Product Overview
This concise, tri-fold laminated guide is an essential resource for educators committed to effectively working together on intervention support teams to provide early intervention, remediate student difficulties, promote student success, and ensure equitable outcomes by removing barriers and ensuring access to resources.
Author Gary Schaffer provides an overview of Multi-Tiered Systems of Support (MTSS), a three-tier educational framework that integrates and aligns commonalities across different triangular, multi-tiered intervention service delivery models to create a cohesive system that ensures students receive coordinated support across academic, behavioral, and social-emotional domains.
It examines each of the four intervention service delivery models that comprise MTSS, which include
- Response to Intervention (RTI), used to support academic success by addressing specific learning deficits in areas such as reading, writing, and math
- School-Wide Positive Behavioral Interventions and Supports (SWPBIS), used to
- promote positive behavior, prevent behavioral challenges, and address behavioral deficits
- Social-Emotional RTI, used to promote social-emotional wellness and prevent difficulties by teaching social-emotional skills to all students and offering targeted support as needed.

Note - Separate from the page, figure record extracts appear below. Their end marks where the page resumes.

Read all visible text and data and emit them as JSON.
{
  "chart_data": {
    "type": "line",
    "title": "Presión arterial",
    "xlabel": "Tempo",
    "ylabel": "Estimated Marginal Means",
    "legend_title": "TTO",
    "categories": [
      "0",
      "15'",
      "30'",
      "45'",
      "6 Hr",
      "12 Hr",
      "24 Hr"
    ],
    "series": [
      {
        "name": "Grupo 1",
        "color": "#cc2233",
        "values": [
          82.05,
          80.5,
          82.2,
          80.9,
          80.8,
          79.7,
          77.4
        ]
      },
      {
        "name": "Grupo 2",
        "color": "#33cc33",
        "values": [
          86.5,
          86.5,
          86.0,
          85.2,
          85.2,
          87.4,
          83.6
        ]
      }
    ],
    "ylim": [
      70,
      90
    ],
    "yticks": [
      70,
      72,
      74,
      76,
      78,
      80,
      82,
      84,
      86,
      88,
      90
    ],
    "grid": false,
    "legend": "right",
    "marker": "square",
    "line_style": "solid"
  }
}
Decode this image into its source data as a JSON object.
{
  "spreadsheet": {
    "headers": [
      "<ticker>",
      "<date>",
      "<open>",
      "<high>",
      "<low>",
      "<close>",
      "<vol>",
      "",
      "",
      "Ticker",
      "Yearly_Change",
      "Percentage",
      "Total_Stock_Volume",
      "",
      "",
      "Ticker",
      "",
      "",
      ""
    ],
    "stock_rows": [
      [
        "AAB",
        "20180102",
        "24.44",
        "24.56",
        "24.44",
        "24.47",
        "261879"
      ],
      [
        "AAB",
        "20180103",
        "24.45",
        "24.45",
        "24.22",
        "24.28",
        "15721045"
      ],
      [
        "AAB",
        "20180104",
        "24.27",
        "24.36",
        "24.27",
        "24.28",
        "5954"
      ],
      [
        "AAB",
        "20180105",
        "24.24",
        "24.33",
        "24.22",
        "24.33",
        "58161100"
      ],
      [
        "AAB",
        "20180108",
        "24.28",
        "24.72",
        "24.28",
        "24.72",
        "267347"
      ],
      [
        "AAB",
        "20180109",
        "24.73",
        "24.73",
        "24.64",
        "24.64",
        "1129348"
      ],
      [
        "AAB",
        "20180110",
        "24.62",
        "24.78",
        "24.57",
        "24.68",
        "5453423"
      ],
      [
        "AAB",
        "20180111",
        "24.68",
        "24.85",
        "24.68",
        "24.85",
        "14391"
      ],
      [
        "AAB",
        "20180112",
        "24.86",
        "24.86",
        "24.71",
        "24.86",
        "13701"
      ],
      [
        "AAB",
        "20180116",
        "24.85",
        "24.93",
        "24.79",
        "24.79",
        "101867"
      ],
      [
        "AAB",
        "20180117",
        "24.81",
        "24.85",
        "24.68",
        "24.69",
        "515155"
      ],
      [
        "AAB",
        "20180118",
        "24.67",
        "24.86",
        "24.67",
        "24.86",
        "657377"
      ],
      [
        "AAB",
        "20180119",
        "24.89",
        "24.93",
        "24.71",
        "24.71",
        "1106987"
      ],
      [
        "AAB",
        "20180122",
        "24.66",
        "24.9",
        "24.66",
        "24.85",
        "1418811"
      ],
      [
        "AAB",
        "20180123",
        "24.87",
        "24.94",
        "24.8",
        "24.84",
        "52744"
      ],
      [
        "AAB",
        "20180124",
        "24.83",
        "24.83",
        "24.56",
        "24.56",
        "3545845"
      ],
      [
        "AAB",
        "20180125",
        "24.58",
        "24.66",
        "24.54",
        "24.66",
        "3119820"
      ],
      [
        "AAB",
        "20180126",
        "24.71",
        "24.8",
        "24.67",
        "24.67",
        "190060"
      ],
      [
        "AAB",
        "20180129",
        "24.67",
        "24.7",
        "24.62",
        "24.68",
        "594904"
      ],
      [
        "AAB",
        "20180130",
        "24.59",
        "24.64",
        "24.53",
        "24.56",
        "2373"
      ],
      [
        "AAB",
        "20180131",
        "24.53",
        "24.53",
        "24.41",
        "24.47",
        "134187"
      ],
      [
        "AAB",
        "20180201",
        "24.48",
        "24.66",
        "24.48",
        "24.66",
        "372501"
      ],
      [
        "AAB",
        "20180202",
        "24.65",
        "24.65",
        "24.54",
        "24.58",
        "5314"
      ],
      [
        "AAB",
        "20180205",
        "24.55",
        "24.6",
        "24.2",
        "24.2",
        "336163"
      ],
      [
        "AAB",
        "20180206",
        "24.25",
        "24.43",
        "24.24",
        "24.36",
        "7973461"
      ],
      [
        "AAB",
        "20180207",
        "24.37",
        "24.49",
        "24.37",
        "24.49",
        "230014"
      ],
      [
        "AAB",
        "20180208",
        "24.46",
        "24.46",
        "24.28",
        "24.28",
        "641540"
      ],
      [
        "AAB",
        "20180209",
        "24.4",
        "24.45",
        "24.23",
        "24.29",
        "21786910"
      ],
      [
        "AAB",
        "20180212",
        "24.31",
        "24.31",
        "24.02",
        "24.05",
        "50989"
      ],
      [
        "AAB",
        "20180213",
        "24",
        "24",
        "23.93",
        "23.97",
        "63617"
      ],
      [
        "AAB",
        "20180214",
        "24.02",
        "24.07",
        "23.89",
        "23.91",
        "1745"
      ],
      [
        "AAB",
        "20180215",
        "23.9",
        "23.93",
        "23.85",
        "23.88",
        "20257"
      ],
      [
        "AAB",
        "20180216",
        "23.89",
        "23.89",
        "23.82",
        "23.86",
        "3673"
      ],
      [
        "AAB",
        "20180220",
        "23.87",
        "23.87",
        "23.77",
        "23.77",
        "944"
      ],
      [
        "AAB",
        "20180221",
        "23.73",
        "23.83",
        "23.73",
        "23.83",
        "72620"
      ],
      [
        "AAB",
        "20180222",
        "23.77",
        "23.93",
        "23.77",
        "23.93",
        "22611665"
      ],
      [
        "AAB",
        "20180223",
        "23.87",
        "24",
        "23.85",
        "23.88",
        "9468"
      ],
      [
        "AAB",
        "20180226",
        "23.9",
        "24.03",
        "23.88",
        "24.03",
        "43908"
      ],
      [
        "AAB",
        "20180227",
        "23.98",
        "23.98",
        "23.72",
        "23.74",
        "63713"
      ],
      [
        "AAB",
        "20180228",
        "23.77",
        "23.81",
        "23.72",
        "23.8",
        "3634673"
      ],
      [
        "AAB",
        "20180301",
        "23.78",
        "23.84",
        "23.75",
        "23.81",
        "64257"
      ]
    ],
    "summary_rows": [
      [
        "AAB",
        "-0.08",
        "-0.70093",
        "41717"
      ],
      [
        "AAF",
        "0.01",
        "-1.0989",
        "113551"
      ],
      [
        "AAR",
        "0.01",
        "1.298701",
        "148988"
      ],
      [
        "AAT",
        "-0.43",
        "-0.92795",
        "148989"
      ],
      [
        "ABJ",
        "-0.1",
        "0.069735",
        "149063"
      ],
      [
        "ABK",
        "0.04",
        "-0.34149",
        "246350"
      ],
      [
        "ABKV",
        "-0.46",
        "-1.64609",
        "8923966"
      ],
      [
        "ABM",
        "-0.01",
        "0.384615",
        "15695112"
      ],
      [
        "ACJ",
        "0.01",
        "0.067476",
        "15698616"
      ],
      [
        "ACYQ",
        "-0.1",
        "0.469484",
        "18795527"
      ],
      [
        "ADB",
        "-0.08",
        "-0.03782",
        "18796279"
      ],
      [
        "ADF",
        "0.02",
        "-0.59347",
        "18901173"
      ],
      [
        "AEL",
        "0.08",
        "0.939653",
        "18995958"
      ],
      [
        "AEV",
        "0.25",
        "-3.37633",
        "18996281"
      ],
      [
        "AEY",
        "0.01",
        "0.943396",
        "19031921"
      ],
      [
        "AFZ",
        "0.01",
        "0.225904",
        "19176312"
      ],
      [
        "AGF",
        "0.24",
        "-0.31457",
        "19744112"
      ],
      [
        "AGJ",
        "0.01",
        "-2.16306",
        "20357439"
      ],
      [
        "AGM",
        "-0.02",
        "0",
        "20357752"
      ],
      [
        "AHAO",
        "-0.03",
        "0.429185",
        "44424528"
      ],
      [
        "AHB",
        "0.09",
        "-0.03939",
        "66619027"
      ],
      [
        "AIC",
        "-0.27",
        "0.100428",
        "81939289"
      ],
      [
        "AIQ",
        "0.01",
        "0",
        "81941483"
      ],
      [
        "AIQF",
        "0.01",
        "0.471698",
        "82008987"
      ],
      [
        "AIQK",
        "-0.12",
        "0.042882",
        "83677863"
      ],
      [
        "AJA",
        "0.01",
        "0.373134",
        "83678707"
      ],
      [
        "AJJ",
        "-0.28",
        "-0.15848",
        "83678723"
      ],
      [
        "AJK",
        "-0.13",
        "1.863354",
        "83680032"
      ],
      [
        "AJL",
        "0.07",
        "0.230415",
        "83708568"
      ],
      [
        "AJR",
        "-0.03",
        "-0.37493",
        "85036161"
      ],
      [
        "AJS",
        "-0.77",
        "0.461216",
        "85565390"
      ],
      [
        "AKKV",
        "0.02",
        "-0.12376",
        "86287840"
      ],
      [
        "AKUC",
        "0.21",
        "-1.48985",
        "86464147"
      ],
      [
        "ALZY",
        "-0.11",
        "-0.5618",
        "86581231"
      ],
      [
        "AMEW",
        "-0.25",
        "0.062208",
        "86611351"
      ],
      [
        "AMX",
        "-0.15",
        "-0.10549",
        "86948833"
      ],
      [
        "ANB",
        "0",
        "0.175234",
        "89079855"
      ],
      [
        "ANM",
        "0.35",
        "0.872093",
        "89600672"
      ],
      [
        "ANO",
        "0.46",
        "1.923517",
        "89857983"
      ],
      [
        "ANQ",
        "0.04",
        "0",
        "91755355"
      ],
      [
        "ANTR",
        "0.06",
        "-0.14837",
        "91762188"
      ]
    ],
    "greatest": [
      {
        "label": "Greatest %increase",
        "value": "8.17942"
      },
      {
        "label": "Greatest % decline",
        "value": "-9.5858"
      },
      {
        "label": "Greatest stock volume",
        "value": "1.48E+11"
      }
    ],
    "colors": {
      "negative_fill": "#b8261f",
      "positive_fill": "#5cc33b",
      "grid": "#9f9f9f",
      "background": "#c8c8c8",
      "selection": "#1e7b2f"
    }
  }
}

- Suicide Prevention and Intervention, used to identify students at risk of suicide and provide proactive prevention and targeted mental health support
The guide breaks down the four essential components of each service delivery model, including 1) varying levels of student support, 2) universal screening, 3) progress monitoring, and 4) data-based decision-making. In a user-friendly chart, it identifies the who and what of the MTSS school-based team so all team members know their role. It also provides valuable tips on how to work together to effectively support students’ needs.
Gary E. Schaffer, PhD: Having grown up as a struggling student with ADHD and a learning disability, Gary has dedicated his professional life to helping all learners succeed. After earning his bachelor’s degree in special education and English, Gary went on to obtain a PhD in school psychology and become both a school psychologist and a clinical mental health counselor. Before obtaining his PhD, Gary practiced as a school psychologist in school, hospital, and state agency settings for over a decade, primarily working with diverse learners and individuals with developmental disabilities. Currently, Gary is a full-time Assistant Professor at Niagara University, where he teaches graduate students in school psychology and counseling. He has authored numerous scholarly articles, books, book chapters, and programs on topics such as MTSS, disability advocacy, and school psychology leadership and practice, and he has consulted and presented nationally on these subjects.